Right value references and confusion with constructors

One of the most exciting new feature arriving with C++2011 is the right value reference. But if you want to have exact signatures for the definitions of your overloaded generic functions, you will probably end up with a lot of boiler code. However, as N2027 explains, it is possible to use a right value reference of a type parameter to accept any type. Here is an example:

template class T, class A1>
std::shared_ptr<T>
factory(A1&& a1)
{
  return std::shared_ptr<T>(new T(std::forward<a1>(a1)));
}

For this function that is not intended to be overloaded, it is satisfying. And it comes to become very practical to make expression templates.

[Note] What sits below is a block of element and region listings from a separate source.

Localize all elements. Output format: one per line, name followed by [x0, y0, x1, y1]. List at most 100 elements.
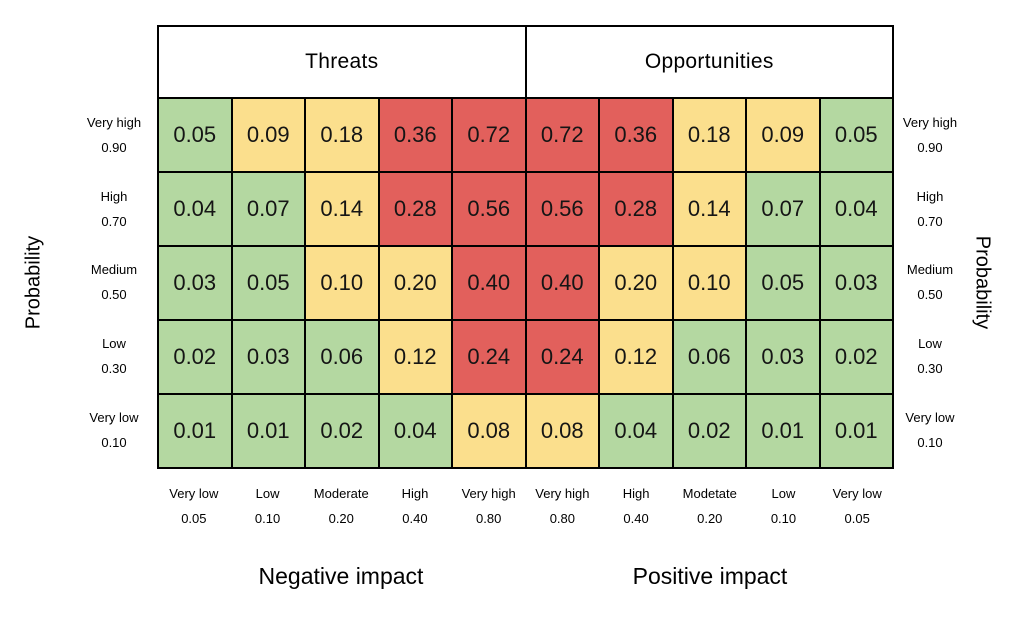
- matrix-cell: 0.03: [159, 247, 231, 319]
- matrix-cell: 0.02: [820, 321, 892, 393]
- matrix-cell: 0.04: [379, 395, 451, 467]
- impact-level-label: Low: [771, 486, 796, 501]
- probability-level-label: Very high: [902, 115, 958, 131]
- matrix-cell: 0.56: [453, 173, 525, 245]
- impact-level-label: Moderate: [313, 486, 369, 501]
- impact-level: Very low 0.05: [820, 486, 894, 527]
- matrix-cell: 0.03: [820, 247, 892, 319]
- impact-labels-row: Very low 0.05 Low 0.10 Moderate 0.20 High 0.40 V…: [157, 486, 894, 527]
- impact-level: High 0.40: [599, 486, 673, 527]
- impact-level: High 0.40: [378, 486, 452, 527]
- matrix-cell: 0.01: [232, 395, 304, 467]
- impact-level: Very low 0.05: [157, 486, 231, 527]
- matrix-cell: 0.36: [379, 99, 451, 171]
- impact-level: Modetate 0.20: [673, 486, 747, 527]
- right-probability-labels: Very high 0.90 High 0.70 Medium 0.50 Low 0.30 Ve…: [895, 99, 965, 467]
- probability-level-value: 0.30: [101, 361, 127, 377]
- negative-impact-axis-label: Negative impact: [258, 563, 424, 589]
- matrix-cell: 0.03: [747, 321, 819, 393]
- probability-level: Medium 0.50: [895, 246, 965, 320]
- matrix-cell: 0.10: [306, 247, 378, 319]
- matrix-cell: 0.12: [379, 321, 451, 393]
- matrix-cell: 0.20: [600, 247, 672, 319]
- matrix-cell: 0.04: [600, 395, 672, 467]
- matrix-cell: 0.07: [232, 173, 304, 245]
- matrix-cell: 0.14: [673, 173, 745, 245]
- impact-level-value: 0.20: [697, 511, 723, 526]
- impact-level-label: High: [401, 486, 429, 501]
- impact-level-label: Very low: [832, 486, 882, 501]
- matrix-cell: 0.04: [159, 173, 231, 245]
- impact-level-value: 0.05: [181, 511, 207, 526]
- matrix-cell: 0.05: [232, 247, 304, 319]
- matrix-cell: 0.01: [747, 395, 819, 467]
- positive-impact-axis-label: Positive impact: [632, 563, 788, 589]
- matrix-cell: 0.12: [600, 321, 672, 393]
- impact-level: Very high 0.80: [526, 486, 600, 527]
- matrix-cell: 0.28: [600, 173, 672, 245]
- probability-level: Very low 0.10: [59, 393, 169, 467]
- impact-level-value: 0.20: [328, 511, 354, 526]
- matrix-cell: 0.36: [600, 99, 672, 171]
- probability-level: Very high 0.90: [895, 99, 965, 173]
- left-probability-labels: Very high 0.90 High 0.70 Medium 0.50 Low 0.30 Ve…: [59, 99, 169, 467]
- probability-level-label: Low: [102, 336, 126, 352]
- probability-level-label: Medium: [90, 262, 138, 278]
- matrix-cell: 0.06: [306, 321, 378, 393]
- impact-level-label: Low: [255, 486, 280, 501]
- impact-level-label: High: [622, 486, 650, 501]
- matrix-cell: 0.56: [526, 173, 598, 245]
- matrix-cell: 0.01: [159, 395, 231, 467]
- matrix-cell: 0.14: [306, 173, 378, 245]
- opportunities-section-header: Opportunities: [526, 27, 892, 97]
- impact-level-label: Modetate: [682, 486, 737, 501]
- matrix-cell: 0.04: [820, 173, 892, 245]
- matrix-cell: 0.72: [453, 99, 525, 171]
- matrix-cell: 0.05: [820, 99, 892, 171]
- impact-level-value: 0.10: [770, 511, 797, 526]
- probability-level-label: Very low: [905, 409, 955, 425]
- probability-level: Very high 0.90: [59, 99, 169, 173]
- probability-level: Low 0.30: [59, 320, 169, 394]
- matrix-cell: 0.28: [379, 173, 451, 245]
- matrix-cell: 0.20: [379, 247, 451, 319]
- matrix-cell: 0.40: [453, 247, 525, 319]
- matrix-cell: 0.07: [747, 173, 819, 245]
- matrix-cell: 0.03: [232, 321, 304, 393]
- impact-level: Very high 0.80: [452, 486, 526, 527]
- probability-level-value: 0.50: [101, 287, 127, 303]
- probability-level-value: 0.70: [101, 213, 127, 229]
- right-probability-axis-label: Probability: [971, 235, 994, 330]
- probability-level-label: Medium: [906, 262, 954, 278]
- probability-level-label: Very low: [89, 409, 139, 425]
- probability-level-value: 0.90: [917, 140, 943, 156]
- probability-level-value: 0.70: [917, 213, 943, 229]
- matrix-cell: 0.05: [159, 99, 231, 171]
- probability-level: Very low 0.10: [895, 393, 965, 467]
- impact-level: Low 0.10: [231, 486, 305, 527]
- probability-level-label: High: [916, 188, 944, 204]
- left-probability-axis-label: Probability: [22, 235, 45, 330]
- matrix-cell: 0.08: [526, 395, 598, 467]
- probability-level: Low 0.30: [895, 320, 965, 394]
- impact-level-value: 0.10: [254, 511, 281, 526]
- probability-level-label: Very high: [86, 115, 142, 131]
- probability-level-value: 0.30: [917, 361, 943, 377]
- impact-level-value: 0.05: [844, 511, 870, 526]
- impact-level-value: 0.40: [402, 511, 428, 526]
- probability-level-value: 0.50: [917, 287, 943, 303]
- probability-level: High 0.70: [59, 173, 169, 247]
- probability-level-value: 0.90: [101, 140, 127, 156]
- matrix-grid: Threats Opportunities 0.05 0.09 0.18 0.36 0.…: [157, 25, 894, 469]
- matrix-cell: 0.02: [673, 395, 745, 467]
- matrix-cell: 0.40: [526, 247, 598, 319]
- matrix-cell: 0.24: [526, 321, 598, 393]
- matrix-cell: 0.10: [673, 247, 745, 319]
- probability-level-value: 0.10: [101, 434, 127, 450]
- probability-level: High 0.70: [895, 173, 965, 247]
- matrix-cell: 0.01: [820, 395, 892, 467]
- threats-section-header: Threats: [159, 27, 525, 97]
- matrix-cell: 0.24: [453, 321, 525, 393]
- matrix-cell: 0.18: [306, 99, 378, 171]
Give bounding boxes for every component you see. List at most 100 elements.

template <typename T, typename U>
MyExprTempl<typename std::decay<T>::type,
            typename std::decay<U>::type>
expr(T&& t, U&& u) {
return
  MyExprTempl<typename std::decay<T>::type,
              typename std::decay<U>::type>
  { std::forward<T>(t), std::forward<U>(u) };
}

Moreover, expression templates typically have members of the parameter types (here T and U). So we can use the same trick on the constructor.

template <typename T, typename U>
struct MyExprTempl {
  T t;
  U u;
  template <typename RT, typename RU>
  MyExprTempl(RT&& t, RU& ru):
    t{std::forward<RT>(t)},
    u{std::forward<RU>(u)} {}
  //...
};

The you have an expression template with perfect forwarding all the way.

But if you try this, you will get problems when constructors will have only one parameter, even if you use keyword explicit. To show the problem, we can use the example with factory. Suppose the following class definition:

template <typename T>
struct A {
  std::shared_ptr<T> a;
  A() = delete;
  A(const A&) = default;
  template <typename U>
  explicit A(U&& u):
    a{factory<T>(std::forward<U>(u))} {}
  };
  //...
  A<int> a{0};
  A<int> b{a};

The first instantiation will work. It will call A::A(U&&) with (U = int). However, the second will try to call explicitly A::A(A&). There are two choices, either A::A(U&&) (U = A&) which does not need any conversion (A& && is equivalent to A&), or A(const A&), which needs a an implicit conversion from A& to const A&. Of course the compiler will choose the one we did not want. The technique was too permissive. We wanted such a constructor:

template <typename U,
          typename = typename
          std::enable_if<std::is_explicitly_convertible
              <U&&, T>::value>::type
   >
explicit A(U&& u):
  a{factory<T>(std::forward<U>(u))} {}

Since factory, calls the construction of a T explicitly, we have to allow even explicit conversions. We should also avoid is_constructible as this type traits expects a class. Here we could have a non-class type. We have to note that we have to check if U&& is convertible to T, as U&& is always the result type of std::forward<U>, and also the same on std::forward<T> within factory, so we know that it will always be U&& that will be used for the conversion.